Discussing the scene at the Knesset, Norcross and Auchincloss — both Democrats — also alluded to the violence at the U.S. Capitol surrounding the transfer of power in 2021, with Auchincloss calling the Israeli handover “an important lesson for us as a bipartisan delegation of American congressmen.”
Auchincloss said he saw the changes in regional Arab-Israeli dynamics mirrored within Israel, with the inclusion of the Ra’am (United Arab List) in the recently dissolved coalition.
“The fact of Arab participation is here to stay. Whether it’s two governments from now, three governments from now — this is now a way to build a governing majority in the Knesset,” he said. “This participation… is a crystallization in a vanguard of increasing Israeli Arab participation in all realms of politics and economics. And I really think that momentum is going to persist, even if it’s Likud-led and they’re not in the very next government.”
The Massachusetts legislator, who signed onto a letter in May calling on the administration to halt the evictions of 1,000 Palestinians in the Masafer Yatta region of the West Bank, said that after the trip he has a “much more granular understanding” of the “geographic and political reality of the settlements.”
Auchincloss criticized “settlements that are illegal under Israeli law” as an “aggravating force” which could also harm the goal of advancing Arab-Israeli relations, but added that many current Israeli settlements would likely have to be incorporated into Israel’s borders under a final-status agreement between the Israelis and Palestinians.
“The potential deal is pretty clear — 80% of the settlements are on like 4% of West Bank land, and a huge portion of the population that’s living there. Clearly that’s going to have to go inside the Israeli… border,” he said. “What to do with the other 20% needs to be worked out as part of the final-status agreement. The [Palestinian] right to return is probably much, much more challenging actually of an issue than much of the settlement stuff.”
Auchincloss told JI last month that he had signed onto the evictions letter because he is a “proponent of shrinking the conflict” and believed that conducting the evictions “aggravates and widens it.”
Bacon said he challenged some PA leaders on why they had not accepted previous efforts to advance a two-state solution “with most everything [they] wanted” and asked “what’s it going to take to get you to a spot where you can make peace?” But, he said, the officials “evaded” the question.
Bacon said he believes that “peace with the Palestinians goes through peace with [other Arab states] first,” and urged Biden not to “put the Palestinians in the front seat.”
Turner said bluntly that “you can’t have a resolution” with the PA because it “doesn’t have authority or an ability to govern,” noting Hamas’ partial control over the Palestinian territories.
Auchincloss said the PA needs to “offer vision and hope” through “competent governance” and “neutralizing Hamas.”
Norcross sounded a note of optimism, saying “there is hope, there’s no question about it” and that Israelis and Palestinians alike are hoping that the president’s visit “might spur a break in the conversation.”
Upton — despite being a 35-year veteran of Congress and having worked on a range of Israel issues over the years — had not been to Israel before the recent trip.
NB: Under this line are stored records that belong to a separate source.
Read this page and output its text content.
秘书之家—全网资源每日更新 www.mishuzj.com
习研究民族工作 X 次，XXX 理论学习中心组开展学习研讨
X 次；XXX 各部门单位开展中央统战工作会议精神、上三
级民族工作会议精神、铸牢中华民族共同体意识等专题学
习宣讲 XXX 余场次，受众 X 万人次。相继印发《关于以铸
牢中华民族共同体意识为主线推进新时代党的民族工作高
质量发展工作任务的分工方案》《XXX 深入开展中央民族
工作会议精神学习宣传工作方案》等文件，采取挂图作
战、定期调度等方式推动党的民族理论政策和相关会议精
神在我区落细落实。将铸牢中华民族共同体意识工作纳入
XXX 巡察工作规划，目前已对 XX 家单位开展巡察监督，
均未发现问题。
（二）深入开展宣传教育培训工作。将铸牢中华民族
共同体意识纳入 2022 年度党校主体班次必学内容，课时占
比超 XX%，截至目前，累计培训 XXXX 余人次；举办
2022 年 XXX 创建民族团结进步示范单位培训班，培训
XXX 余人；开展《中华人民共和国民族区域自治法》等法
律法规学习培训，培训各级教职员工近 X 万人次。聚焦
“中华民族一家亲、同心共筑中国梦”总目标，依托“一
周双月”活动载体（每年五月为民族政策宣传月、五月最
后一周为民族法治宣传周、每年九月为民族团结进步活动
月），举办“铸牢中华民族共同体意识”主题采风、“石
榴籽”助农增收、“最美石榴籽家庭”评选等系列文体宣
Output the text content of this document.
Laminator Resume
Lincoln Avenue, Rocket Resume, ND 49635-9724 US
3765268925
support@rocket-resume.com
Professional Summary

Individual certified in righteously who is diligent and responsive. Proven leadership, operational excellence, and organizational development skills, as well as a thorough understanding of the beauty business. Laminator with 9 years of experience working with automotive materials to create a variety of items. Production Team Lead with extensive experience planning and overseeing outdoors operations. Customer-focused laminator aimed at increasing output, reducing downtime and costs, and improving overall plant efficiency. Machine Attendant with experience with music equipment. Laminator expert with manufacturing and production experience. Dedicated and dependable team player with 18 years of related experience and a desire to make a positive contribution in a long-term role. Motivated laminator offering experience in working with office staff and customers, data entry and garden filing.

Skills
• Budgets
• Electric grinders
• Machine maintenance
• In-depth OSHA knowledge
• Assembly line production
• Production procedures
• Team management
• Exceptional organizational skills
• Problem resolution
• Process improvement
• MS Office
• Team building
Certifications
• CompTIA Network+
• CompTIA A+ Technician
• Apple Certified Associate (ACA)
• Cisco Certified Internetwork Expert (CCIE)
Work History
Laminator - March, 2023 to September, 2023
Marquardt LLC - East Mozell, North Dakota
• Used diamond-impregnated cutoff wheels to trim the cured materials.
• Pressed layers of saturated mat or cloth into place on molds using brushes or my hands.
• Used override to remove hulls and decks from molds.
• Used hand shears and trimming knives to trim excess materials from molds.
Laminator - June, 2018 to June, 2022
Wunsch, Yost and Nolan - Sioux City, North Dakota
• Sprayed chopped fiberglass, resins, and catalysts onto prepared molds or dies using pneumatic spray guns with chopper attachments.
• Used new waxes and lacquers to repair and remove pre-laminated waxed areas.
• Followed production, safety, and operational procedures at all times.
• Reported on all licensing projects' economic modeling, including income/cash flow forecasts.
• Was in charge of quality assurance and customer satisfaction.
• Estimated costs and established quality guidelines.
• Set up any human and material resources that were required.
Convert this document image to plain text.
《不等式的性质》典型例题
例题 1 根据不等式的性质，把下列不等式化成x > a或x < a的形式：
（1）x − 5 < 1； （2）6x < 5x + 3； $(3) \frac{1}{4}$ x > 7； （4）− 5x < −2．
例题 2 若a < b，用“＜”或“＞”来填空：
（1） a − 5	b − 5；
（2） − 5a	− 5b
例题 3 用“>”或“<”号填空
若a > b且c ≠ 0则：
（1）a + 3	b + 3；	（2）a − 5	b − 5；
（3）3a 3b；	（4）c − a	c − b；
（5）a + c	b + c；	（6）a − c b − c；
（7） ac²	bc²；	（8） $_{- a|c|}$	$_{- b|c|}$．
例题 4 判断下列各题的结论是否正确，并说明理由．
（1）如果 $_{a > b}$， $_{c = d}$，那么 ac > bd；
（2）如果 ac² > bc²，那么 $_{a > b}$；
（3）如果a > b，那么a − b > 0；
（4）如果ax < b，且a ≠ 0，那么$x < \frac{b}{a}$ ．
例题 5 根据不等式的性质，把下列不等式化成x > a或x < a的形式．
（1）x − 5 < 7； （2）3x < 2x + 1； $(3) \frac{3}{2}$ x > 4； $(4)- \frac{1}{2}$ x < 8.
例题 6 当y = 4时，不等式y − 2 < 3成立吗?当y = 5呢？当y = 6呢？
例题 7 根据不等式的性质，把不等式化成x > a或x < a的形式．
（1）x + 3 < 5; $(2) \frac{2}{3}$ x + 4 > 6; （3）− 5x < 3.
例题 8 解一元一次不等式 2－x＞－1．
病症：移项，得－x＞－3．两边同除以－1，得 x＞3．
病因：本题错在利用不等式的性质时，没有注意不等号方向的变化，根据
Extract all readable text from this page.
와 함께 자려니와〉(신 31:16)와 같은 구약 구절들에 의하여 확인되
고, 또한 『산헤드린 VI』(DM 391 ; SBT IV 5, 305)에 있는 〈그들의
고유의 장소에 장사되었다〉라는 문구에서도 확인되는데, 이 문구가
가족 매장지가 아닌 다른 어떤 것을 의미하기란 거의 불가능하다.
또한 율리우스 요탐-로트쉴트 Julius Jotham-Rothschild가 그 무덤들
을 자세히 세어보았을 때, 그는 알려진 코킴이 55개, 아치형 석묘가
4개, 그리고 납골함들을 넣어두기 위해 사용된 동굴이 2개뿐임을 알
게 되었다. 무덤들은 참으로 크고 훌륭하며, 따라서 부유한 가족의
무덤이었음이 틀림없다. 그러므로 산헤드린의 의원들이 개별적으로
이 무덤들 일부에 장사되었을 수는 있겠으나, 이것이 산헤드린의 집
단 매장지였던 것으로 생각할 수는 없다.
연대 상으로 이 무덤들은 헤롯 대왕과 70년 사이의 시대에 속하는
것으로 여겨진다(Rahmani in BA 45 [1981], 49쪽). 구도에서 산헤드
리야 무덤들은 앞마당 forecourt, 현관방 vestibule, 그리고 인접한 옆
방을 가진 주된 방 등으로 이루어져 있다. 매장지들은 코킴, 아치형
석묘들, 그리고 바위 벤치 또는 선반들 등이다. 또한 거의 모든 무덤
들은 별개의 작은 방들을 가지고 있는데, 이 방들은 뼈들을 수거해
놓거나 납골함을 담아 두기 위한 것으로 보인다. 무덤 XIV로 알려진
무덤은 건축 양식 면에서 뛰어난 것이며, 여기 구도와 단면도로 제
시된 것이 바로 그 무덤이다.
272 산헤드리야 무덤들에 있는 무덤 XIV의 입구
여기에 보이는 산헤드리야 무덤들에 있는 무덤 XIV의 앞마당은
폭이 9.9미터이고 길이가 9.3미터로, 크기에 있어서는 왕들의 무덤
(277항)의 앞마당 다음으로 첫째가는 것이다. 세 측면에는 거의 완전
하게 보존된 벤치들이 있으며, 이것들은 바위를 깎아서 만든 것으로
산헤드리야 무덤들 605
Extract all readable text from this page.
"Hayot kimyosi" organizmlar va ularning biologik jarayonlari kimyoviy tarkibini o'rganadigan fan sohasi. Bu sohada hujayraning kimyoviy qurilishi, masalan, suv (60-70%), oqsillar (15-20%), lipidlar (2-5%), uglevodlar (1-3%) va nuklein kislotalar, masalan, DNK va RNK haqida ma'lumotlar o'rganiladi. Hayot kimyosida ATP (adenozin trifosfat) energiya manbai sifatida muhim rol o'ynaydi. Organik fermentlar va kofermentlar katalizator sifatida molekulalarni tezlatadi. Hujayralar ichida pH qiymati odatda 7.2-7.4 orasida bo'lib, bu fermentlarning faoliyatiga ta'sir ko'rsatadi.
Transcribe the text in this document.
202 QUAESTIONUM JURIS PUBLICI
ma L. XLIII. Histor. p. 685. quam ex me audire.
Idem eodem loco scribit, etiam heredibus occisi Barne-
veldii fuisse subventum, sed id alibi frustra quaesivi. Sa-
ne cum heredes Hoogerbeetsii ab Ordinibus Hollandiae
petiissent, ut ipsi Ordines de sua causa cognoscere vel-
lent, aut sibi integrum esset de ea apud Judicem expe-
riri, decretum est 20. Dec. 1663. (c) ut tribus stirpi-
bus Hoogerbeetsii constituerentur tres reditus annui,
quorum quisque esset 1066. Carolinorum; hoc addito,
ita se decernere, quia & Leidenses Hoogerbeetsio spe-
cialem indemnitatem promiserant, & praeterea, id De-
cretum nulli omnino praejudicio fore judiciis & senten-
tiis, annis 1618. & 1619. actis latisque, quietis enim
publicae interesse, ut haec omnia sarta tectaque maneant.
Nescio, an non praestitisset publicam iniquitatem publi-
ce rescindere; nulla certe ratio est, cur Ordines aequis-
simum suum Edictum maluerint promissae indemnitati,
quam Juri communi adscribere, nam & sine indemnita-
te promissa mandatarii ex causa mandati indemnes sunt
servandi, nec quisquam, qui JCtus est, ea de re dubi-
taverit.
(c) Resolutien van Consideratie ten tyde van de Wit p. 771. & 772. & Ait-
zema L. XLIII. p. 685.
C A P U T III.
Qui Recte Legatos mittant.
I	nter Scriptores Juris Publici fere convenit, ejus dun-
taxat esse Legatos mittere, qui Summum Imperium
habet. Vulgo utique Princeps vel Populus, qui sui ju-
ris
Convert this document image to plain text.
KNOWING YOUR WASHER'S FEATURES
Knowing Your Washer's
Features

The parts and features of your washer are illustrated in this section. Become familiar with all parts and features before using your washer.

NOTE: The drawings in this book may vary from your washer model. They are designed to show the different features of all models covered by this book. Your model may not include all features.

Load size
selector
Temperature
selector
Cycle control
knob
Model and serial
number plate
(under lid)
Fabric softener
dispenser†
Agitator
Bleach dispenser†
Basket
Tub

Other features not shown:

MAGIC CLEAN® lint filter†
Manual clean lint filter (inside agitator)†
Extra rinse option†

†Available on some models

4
He said he gained a new appreciation of the “constant fear” that Israelis face from regular rocket attacks targeting the country, comparing it to “ever-present” fears domestically about mass shootings.
“It’s imperative that they have the proper security knowing that there are some people that want to make Israel into a rock pile,” he said.
Bacon, a retired Air Force general who spent time in Israel during his military career working on joint missile defense programs said he was also “a bit floored” by Israel’s advances in air defense laser technology.
Turner, who is set to lead the House Intelligence Committee next year if Republicans retake the House, previewed plans for a “major trip” with committee members to Israel, Jordan and Egypt next year.